The company’s CEO, Salil Parekh, acknowledged the challenges, stating, “Our performance reflects resilience in a seasonally weak quarter, with robust operating parameters and margins.”
He emphasized Infosys’ focus on digital offerings and strategic initiatives as key drivers for future growth. However, the lowered guidance signals caution amid macroeconomic uncertainties and reduced client spending in key verticals like BFSI (Banking, Financial Services, and Insurance).
@InvestRepeat expressed concern, stating, “Infosys Q4 Results are out. Revenue up 8% YoY, Profit down 12% YoY. They gave a revenue growth guidance of just 0-3%. Last time they gave such low guidance was Covid Pandemic (0-2%). Dividend declared of ₹22.”
The comparison to the pandemic-era guidance highlights the severity of the current outlook, potentially signaling a tough road ahead for the IT sector.
The company’s operating margin remained stable at 20.1%, slightly down from the previous quarter, reflecting efforts in cost optimization despite pressures from wage hikes and visa costs.
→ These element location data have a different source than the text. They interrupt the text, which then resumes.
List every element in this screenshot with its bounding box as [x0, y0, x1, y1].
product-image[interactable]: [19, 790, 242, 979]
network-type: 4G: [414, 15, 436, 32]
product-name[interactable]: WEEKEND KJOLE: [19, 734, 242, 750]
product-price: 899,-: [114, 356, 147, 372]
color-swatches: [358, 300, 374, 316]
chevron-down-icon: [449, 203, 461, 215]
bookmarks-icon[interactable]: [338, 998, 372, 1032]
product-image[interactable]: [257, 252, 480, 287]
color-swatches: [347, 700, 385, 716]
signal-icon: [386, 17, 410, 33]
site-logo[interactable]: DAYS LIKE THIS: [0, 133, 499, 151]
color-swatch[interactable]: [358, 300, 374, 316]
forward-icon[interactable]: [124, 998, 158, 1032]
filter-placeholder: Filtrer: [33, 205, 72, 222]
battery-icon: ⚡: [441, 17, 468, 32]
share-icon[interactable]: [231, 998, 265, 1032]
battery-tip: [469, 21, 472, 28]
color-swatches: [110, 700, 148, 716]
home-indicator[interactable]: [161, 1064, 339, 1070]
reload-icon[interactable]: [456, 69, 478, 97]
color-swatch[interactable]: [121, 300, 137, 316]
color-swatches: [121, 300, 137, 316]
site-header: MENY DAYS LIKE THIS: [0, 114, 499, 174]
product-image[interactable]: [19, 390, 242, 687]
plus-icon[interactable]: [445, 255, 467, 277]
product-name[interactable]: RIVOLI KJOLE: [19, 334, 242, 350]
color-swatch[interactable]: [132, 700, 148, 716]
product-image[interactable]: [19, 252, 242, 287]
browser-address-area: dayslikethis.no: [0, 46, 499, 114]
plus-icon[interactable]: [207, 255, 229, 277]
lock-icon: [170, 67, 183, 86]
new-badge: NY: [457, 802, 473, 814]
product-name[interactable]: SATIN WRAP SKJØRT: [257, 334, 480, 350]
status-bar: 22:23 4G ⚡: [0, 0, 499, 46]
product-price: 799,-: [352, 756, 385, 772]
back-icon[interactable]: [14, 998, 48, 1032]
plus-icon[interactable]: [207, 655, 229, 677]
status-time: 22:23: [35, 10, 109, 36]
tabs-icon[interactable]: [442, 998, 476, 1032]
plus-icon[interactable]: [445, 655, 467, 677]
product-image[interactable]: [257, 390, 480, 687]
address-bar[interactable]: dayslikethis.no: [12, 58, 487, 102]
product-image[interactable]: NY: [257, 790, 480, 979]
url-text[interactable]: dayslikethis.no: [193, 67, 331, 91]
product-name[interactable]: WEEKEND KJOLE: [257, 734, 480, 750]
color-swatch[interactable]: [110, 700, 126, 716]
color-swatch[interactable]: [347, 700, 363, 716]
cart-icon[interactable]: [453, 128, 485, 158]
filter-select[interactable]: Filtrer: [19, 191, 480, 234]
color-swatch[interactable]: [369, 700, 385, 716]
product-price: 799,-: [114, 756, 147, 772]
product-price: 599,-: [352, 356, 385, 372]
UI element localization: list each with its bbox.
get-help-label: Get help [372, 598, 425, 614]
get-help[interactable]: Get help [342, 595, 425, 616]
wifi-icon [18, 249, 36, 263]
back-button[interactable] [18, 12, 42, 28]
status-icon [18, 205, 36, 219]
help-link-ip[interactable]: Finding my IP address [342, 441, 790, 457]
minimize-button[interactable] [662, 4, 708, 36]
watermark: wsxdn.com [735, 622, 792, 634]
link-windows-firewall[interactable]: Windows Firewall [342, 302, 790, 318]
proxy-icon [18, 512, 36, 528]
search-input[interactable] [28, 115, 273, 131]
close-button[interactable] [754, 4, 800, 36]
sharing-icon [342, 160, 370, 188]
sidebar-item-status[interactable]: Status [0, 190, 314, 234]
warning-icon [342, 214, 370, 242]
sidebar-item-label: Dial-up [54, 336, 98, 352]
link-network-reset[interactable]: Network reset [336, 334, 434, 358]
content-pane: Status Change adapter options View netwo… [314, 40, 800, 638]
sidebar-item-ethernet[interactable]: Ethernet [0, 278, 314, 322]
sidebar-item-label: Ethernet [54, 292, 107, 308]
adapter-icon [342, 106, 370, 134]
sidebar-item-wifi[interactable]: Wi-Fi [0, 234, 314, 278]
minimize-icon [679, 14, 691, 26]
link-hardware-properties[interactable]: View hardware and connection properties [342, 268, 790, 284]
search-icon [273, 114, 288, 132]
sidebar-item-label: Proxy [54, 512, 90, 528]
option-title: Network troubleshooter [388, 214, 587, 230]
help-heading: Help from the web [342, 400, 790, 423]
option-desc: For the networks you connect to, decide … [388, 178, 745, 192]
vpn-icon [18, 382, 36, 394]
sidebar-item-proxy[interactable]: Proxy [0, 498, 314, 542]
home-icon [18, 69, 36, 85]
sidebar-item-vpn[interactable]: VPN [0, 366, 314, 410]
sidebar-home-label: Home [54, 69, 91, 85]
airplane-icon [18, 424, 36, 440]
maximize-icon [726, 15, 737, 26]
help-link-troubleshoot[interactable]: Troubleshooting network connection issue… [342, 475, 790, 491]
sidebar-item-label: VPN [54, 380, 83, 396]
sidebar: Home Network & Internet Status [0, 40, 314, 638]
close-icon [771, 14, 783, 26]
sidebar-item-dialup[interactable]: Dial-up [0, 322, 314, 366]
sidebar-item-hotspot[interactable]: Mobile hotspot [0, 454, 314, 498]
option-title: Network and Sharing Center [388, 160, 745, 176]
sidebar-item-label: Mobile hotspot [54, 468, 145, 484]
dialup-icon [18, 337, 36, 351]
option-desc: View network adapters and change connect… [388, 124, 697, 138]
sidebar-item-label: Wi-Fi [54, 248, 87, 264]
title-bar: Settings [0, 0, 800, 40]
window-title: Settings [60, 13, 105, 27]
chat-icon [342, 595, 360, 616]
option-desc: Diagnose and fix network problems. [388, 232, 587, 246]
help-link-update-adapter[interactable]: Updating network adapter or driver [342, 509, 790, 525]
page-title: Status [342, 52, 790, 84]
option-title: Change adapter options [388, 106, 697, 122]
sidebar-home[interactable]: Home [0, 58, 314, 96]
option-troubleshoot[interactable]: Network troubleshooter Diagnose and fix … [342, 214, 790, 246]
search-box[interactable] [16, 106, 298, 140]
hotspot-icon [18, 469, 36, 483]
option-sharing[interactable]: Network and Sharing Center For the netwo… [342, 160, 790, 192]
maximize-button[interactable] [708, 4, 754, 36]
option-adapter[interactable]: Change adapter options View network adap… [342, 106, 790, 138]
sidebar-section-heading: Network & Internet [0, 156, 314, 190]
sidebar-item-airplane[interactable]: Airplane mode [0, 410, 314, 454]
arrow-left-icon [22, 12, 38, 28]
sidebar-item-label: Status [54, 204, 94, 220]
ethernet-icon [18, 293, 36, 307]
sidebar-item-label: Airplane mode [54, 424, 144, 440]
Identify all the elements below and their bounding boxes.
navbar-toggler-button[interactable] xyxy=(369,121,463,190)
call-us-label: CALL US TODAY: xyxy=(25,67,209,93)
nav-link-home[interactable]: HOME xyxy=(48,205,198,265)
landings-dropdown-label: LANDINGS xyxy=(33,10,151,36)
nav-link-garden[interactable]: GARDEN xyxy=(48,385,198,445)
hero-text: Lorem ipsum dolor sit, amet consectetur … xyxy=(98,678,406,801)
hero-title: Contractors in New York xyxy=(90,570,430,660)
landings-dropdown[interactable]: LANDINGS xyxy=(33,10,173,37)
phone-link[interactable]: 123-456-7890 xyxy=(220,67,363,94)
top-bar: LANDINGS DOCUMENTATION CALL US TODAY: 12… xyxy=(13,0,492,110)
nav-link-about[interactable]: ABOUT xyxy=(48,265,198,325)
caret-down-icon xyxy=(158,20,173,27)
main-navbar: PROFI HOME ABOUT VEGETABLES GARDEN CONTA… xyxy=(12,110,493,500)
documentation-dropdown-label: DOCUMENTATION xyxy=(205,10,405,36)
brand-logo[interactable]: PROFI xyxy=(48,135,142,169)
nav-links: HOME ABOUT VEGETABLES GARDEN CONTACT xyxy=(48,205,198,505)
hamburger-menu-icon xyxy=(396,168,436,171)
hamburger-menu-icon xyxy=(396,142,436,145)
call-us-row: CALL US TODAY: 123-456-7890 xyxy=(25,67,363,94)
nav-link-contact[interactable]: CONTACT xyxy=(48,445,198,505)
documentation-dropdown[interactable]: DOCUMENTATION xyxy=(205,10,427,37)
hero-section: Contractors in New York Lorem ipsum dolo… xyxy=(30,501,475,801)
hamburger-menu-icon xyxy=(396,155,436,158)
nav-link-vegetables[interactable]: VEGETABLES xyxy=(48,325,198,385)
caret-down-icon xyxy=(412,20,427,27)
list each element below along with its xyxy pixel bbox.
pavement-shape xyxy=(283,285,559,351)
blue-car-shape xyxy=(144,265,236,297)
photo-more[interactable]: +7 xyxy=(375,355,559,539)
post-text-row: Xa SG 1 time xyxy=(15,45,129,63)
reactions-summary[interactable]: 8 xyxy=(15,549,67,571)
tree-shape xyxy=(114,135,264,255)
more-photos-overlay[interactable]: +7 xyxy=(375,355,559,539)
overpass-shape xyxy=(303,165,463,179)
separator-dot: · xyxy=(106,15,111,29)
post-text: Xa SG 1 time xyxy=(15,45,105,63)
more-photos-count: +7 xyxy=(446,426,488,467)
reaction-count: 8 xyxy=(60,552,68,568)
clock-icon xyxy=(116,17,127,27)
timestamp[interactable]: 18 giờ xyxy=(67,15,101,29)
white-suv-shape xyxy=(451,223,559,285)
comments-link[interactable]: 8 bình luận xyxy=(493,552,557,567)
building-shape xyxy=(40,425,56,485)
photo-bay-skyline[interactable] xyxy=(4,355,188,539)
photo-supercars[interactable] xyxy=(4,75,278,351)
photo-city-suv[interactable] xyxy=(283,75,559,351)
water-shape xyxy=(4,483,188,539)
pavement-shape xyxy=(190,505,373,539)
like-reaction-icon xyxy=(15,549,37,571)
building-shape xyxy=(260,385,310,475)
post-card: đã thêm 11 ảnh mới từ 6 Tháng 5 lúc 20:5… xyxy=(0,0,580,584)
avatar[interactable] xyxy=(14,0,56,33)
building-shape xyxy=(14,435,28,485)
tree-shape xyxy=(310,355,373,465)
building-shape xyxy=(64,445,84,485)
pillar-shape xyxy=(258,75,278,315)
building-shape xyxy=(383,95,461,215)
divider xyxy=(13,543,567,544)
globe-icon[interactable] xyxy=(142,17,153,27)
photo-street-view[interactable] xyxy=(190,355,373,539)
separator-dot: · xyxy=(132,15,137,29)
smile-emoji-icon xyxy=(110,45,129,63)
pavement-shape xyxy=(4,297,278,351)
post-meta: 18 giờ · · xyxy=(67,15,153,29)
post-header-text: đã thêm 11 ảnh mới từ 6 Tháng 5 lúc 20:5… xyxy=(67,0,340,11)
Infosys also announced strategic moves, including acquisitions of MRE Consulting and The Missing Link, and a joint venture investment with Mitsubishi, signaling continued investment in growth areas like generative AI and digital transformation.
Analysts on X also noted positive aspects, such as the strong free cash flow of ₹10,647 crore, up 91.9% year-on-year, and a healthy deal pipeline, with large deal wins contributing to a record total contract value (TCV) of $17.7 billion in FY24. However, the cautious guidance and sequential revenue decline overshadow these achievements, raising questions about demand recovery in the IT sector.
The results come amid broader industry challenges, with peers like TCS also reporting subdued growth due to seasonal weaknesses and macroeconomic headwinds. Experts suggest that Infosys’ performance may reflect a broader slowdown in discretionary IT spending, particularly in the U.S. and Europe, where economic uncertainties persist.